The stacked neural network architecture is composed of multiple neural network layers which outputs of the previous layers are the inputs of next layers [36]. At the meantime, the keras library from Internet was used to implement stacked auto-encoder and the parameters batch_size and nb_epoch both set to be 100 [37]. The details about keras can be found in website http://github.com/fchollet/keras.

2.4 Stacked Ensemble

In order to find out the solution of assembling mechanism implementing to integrate every individual output from classifiers to implement multi-classifier assembling and obtain an approximately optimal objective function [8, 38,39,40], we regarded the outputs of all level 0 classifiers as predicted probability scores while the successive level 1 classifiers as logistic regression classifiers. The experimental results shown that stacked assembling was equal to the average individual model results strategy when score weights of logistic regression of all individual level 0 classifiers were same.

$$ P_{w} \left( {y = \pm 1\left| s \right.} \right) = \frac{1}{{1 + e^{{ - yw^{T} s}} }} $$
(9)

where s is predicted probability scores of all level 0 classifiers vector outputs and w is the weight vector of corresponding classifiers [41].

3 Experimental Results

The five-fold cross-validation method is used to evaluate the performance of our study, which randomly divides all the data set into five equal parts [42,43,44,45]. We followed the widely used evaluation measures to evaluate our method, including accuracy, sensitivity, specificity, precision and AUC [46,47,48,49,50]. The experimental results in dataset RPI1807 and RPI2241 were shown in Table 1.

Table 1. The experimental results in RPI1807 and RPI2241.
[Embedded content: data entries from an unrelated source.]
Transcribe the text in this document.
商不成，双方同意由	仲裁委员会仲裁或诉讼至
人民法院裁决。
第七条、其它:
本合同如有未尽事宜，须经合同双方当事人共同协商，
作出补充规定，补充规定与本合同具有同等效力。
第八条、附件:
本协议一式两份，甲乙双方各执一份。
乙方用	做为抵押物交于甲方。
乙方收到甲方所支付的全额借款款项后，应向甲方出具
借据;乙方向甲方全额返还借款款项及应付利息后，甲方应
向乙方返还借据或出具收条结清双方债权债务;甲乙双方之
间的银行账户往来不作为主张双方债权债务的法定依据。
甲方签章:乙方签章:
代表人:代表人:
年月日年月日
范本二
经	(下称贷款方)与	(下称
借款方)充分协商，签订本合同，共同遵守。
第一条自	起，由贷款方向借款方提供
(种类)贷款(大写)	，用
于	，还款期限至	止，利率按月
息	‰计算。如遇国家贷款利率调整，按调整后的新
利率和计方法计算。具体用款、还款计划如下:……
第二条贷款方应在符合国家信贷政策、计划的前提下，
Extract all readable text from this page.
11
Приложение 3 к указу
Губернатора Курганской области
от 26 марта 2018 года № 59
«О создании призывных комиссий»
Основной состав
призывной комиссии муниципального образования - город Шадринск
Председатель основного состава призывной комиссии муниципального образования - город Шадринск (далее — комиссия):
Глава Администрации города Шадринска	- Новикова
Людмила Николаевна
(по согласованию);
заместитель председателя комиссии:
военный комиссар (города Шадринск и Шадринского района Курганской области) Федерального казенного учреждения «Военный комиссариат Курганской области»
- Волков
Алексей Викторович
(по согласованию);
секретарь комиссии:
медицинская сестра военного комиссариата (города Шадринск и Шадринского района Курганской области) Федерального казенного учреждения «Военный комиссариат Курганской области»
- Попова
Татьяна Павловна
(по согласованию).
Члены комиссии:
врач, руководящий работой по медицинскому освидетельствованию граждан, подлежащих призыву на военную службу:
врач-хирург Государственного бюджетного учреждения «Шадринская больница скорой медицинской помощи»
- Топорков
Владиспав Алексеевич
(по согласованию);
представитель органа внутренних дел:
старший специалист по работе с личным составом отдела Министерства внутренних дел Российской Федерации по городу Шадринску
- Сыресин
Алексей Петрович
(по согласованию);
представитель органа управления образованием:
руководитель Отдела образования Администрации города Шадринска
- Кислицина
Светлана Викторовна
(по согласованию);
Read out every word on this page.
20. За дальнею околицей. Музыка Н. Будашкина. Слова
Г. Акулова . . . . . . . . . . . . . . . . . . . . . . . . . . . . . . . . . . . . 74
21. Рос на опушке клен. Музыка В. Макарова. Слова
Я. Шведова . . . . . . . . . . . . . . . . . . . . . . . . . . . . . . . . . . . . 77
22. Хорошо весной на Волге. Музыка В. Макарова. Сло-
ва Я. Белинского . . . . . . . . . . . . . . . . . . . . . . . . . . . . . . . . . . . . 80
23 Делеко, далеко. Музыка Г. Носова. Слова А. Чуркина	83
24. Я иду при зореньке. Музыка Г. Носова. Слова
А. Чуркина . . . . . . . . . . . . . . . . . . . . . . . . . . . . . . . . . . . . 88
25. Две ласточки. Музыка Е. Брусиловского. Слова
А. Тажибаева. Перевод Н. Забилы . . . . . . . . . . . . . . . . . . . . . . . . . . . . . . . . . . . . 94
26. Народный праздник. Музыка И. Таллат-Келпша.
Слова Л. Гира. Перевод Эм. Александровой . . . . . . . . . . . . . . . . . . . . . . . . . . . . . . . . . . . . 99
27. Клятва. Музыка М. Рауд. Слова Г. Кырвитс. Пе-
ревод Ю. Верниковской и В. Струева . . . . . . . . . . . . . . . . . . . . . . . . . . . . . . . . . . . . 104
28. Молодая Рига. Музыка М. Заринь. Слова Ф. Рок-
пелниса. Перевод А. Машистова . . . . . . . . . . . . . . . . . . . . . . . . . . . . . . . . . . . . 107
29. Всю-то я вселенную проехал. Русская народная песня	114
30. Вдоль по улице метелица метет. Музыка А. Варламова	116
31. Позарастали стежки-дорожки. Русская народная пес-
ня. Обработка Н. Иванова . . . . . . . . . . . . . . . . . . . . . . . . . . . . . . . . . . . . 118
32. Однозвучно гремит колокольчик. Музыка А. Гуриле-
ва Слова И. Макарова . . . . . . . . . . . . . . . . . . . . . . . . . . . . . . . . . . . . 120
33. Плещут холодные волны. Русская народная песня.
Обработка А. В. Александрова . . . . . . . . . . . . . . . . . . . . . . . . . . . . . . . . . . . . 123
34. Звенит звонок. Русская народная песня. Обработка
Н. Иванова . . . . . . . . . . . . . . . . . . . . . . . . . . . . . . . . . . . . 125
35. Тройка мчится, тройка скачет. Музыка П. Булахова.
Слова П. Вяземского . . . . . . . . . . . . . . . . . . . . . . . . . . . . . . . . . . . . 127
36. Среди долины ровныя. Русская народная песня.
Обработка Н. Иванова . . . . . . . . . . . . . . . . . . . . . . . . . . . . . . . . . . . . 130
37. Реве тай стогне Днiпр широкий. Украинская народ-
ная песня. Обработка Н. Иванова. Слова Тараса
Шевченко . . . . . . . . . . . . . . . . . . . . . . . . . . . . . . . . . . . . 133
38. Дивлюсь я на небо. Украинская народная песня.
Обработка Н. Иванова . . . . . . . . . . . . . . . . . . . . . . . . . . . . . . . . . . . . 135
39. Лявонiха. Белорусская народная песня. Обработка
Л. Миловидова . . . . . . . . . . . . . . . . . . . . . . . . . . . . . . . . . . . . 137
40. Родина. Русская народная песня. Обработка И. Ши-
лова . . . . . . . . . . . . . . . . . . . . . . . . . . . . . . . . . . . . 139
According to the Table 1, our method achieved a decent performance with an accuracy of 0.9600, sensitivity of 0.9344, specificity of 0.9989, precision of 0.9117 and AUC of 0.9920 in testing dataset RPI1807 and an accuracy of 0.9130, sensitivity of 0.8772, specificity of 0.9660, precision of 0.8590 and AUC of 0.9470 in testing dataset RPI2241.

4 Conclusions

In this study, we proposed a sequence-based method using deep learning model Stacked-autoencoder network combined with RF classifier. By employing the k-mers sparse matrix and bi-gram algorithm, the represent ncRNA and protein features were extracted from the corresponding sequence information. In the process of experiments, our method has shown a satisfying performance for predicting RPIs on each reference dataset which thanks to the contribution of the Stacked ensemble autoencoder framework using deep learning. In general, our method tried to extract protein features and automatic learn the advanced features with the use of random forests classifiers, but still do not had a very good breakthrough achievement from the perspective of biology. In future research, we expect to design a better network architecture for extracting hidden advanced features from the perspective of biology.